Amid immigration sweeps and military presence, local civil rights organizers, interfaith leaders, and several hundred community members gathered at Gloria Molina Grand Park in front of City Hall for a solidarity vigil. Nestor Pimienta, a vigil attendee, says the gathering was surrounded by a heavy military presence.

“Walking with my candle while seeing the endless line of military vehicles coming down the street felt courageous,” Pimienta says.

I had a feeling [of] awe watching this interfaith group of people continue forward, with candles lit, being vulnerable, knowing whatever risk we take is nothing compared to the people being uprooted, expelled, and displaced.

Now, as the streets grow quiet at night due to a local curfew imposed by L.A. Mayor Karen Bass on Tuesday, June 10, cities across the country continue to resist in solidarity with immigrants and against the federal display of militarization on U.S. soil.

From the streets near City Hall to the intersections of South Los Angeles, the presence of federal vehicles and armed personnel has become a striking departure from typical daily life in the city. What began as a fight against ICE has now become a broader fight against Trump’s unchecked executive overreach.
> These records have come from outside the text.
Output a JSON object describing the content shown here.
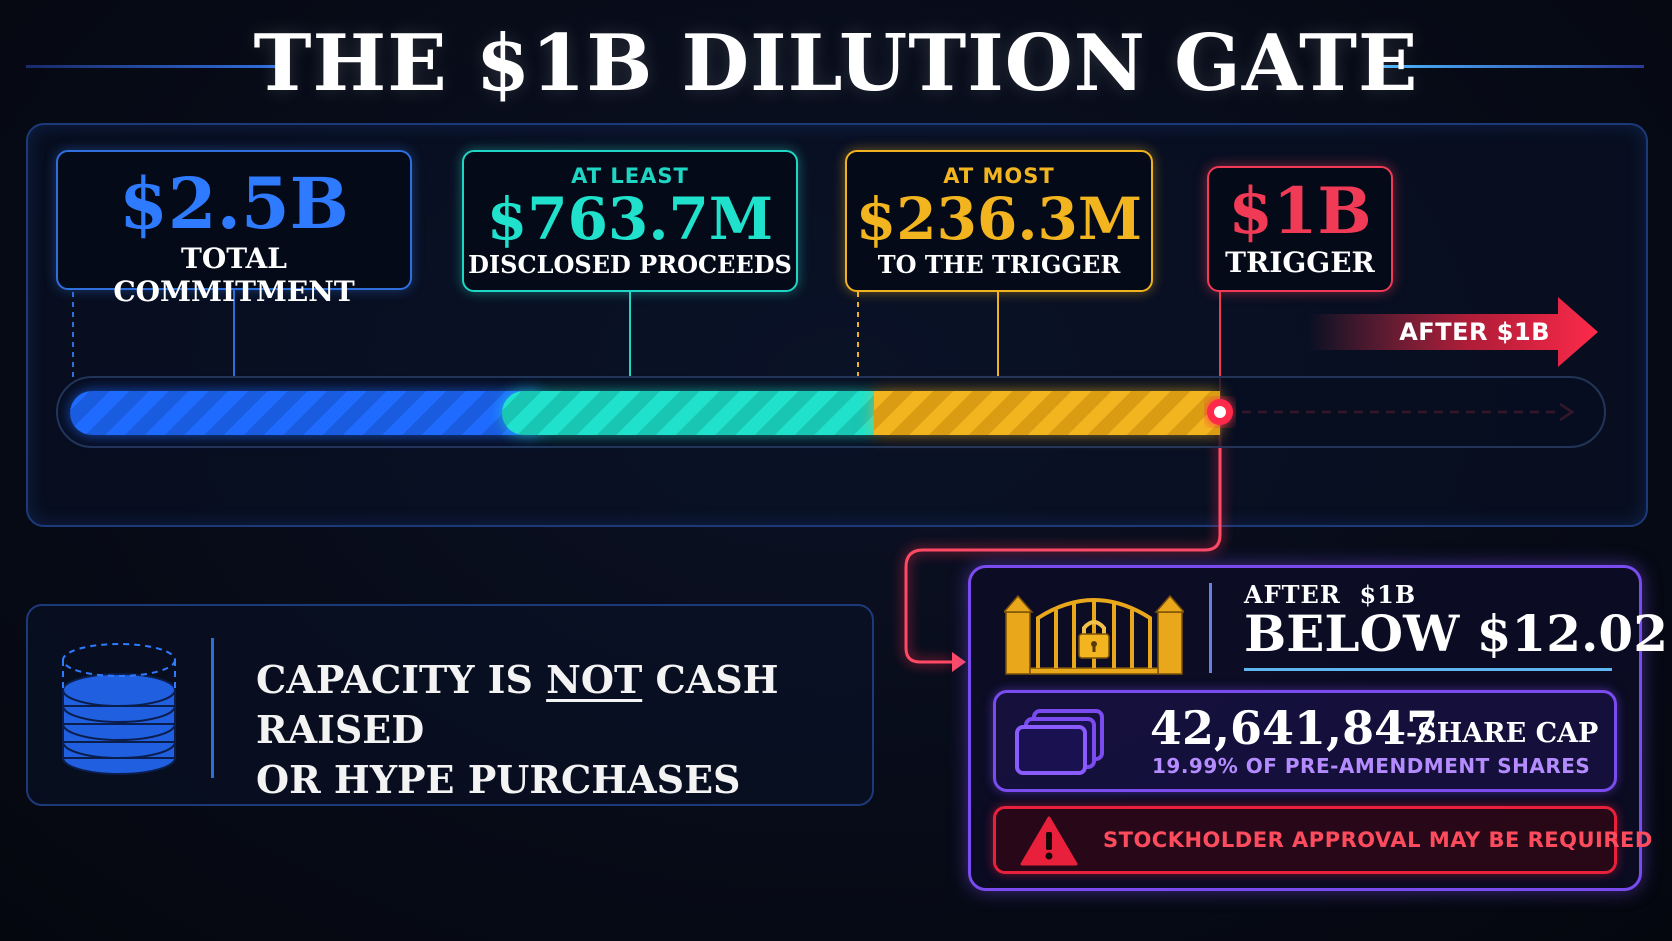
{
  "title": "THE $1B DILUTION GATE",
  "colors": {
    "blue": "#1f6bff",
    "teal": "#20e2cc",
    "gold": "#f2b41f",
    "red": "#f03a56",
    "purple": "#7a4cf0"
  },
  "cards": {
    "total": {
      "value": "$2.5B",
      "label": "TOTAL COMMITMENT"
    },
    "disclosed": {
      "qualifier": "AT LEAST",
      "value": "$763.7M",
      "label": "DISCLOSED PROCEEDS"
    },
    "remaining": {
      "qualifier": "AT MOST",
      "value": "$236.3M",
      "label": "TO THE TRIGGER"
    },
    "trigger": {
      "value": "$1B",
      "label": "TRIGGER"
    }
  },
  "after_arrow_label": "AFTER $1B",
  "info": {
    "line1_pre": "CAPACITY IS ",
    "line1_emph": "NOT",
    "line1_post": " CASH RAISED",
    "line2": "OR HYPE PURCHASES"
  },
  "gate": {
    "small": "AFTER  $1B",
    "price": "BELOW $12.02",
    "cap_number": "42,641,847",
    "cap_suffix": "-SHARE CAP",
    "cap_sub": "19.99% OF PRE-AMENDMENT SHARES",
    "warning": "STOCKHOLDER APPROVAL MAY BE REQUIRED"
  },
  "icons": {
    "coins": "coin-stack-icon",
    "gate": "locked-gate-icon",
    "shares": "share-certificates-icon",
    "warning": "warning-triangle-icon"
  }
}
Since the unrest, Newsom has sued Trump and the Department of Defense over the federalization of troops, calling the President’s actions “an unmistakable step toward authoritarianism.”
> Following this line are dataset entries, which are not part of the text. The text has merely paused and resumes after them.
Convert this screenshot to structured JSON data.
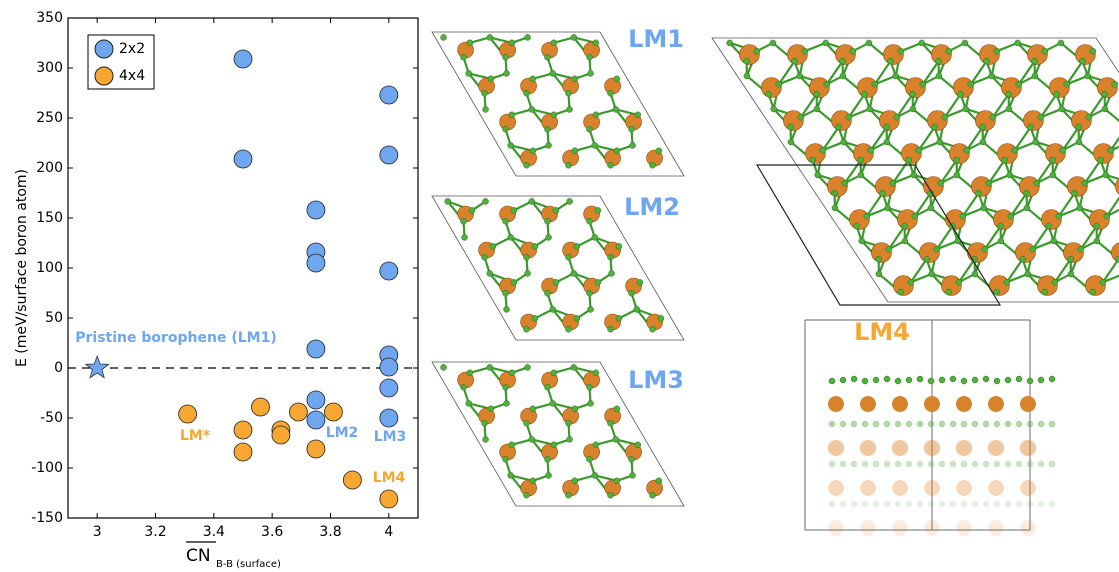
{
  "chart_data": {
    "type": "scatter",
    "ylabel": "E (meV/surface boron atom)",
    "xlabel": "CN",
    "xlabel_sub": "B-B (surface)",
    "xlim": [
      2.9,
      4.1
    ],
    "xticks": [
      3,
      3.2,
      3.4,
      3.6,
      3.8,
      4
    ],
    "ylim": [
      -150,
      350
    ],
    "yticks": [
      -150,
      -100,
      -50,
      0,
      50,
      100,
      150,
      200,
      250,
      300,
      350
    ],
    "hline": 0,
    "legend": "upper-left",
    "series": [
      {
        "name": "2x2",
        "color": "#6ea6ef",
        "x": [
          3.5,
          3.5,
          3.75,
          3.75,
          3.75,
          3.75,
          3.75,
          3.75,
          4,
          4,
          4,
          4,
          4,
          4,
          4
        ],
        "values": [
          309,
          209,
          158,
          116,
          105,
          19,
          -32,
          -52,
          273,
          213,
          97,
          13,
          1,
          -20,
          -50
        ]
      },
      {
        "name": "4x4",
        "color": "#f6a631",
        "x": [
          3.31,
          3.5,
          3.5,
          3.56,
          3.63,
          3.63,
          3.69,
          3.75,
          3.81,
          3.875,
          4
        ],
        "values": [
          -46,
          -62,
          -84,
          -39,
          -62,
          -67,
          -44,
          -81,
          -44,
          -112,
          -131
        ]
      }
    ],
    "highlight": {
      "x": 3,
      "y": 0,
      "color": "#6ea6ef"
    },
    "annotations": [
      {
        "text": "Pristine borophene (LM1)",
        "color": "#6ea6ef"
      },
      {
        "text": "LM*",
        "color": "#f6a631"
      },
      {
        "text": "LM2",
        "color": "#6ea6ef"
      },
      {
        "text": "LM3",
        "color": "#6ea6ef"
      },
      {
        "text": "LM4",
        "color": "#f6a631"
      }
    ],
    "structure_labels": [
      {
        "text": "LM1",
        "color": "#6ea6ef"
      },
      {
        "text": "LM2",
        "color": "#6ea6ef"
      },
      {
        "text": "LM3",
        "color": "#6ea6ef"
      },
      {
        "text": "LM4",
        "color": "#f6a631"
      }
    ]
  }
}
As the helicopters hover over Alameda and armored vehicles drive by Grand Street, those in and outside of Los Angeles are forced to confront a haunting, harrowing question: When federal power arrives at your doorstep uninvited, to silence your voice and detain your neighbors, is it governance or authoritarianism?

“This extreme vision of executive power is not yet entrenched,” Scheppele says,

which is why it is crucial for people from across the left-right political spectrum to fight together, now that we’re in a democracy-autocracy political battle.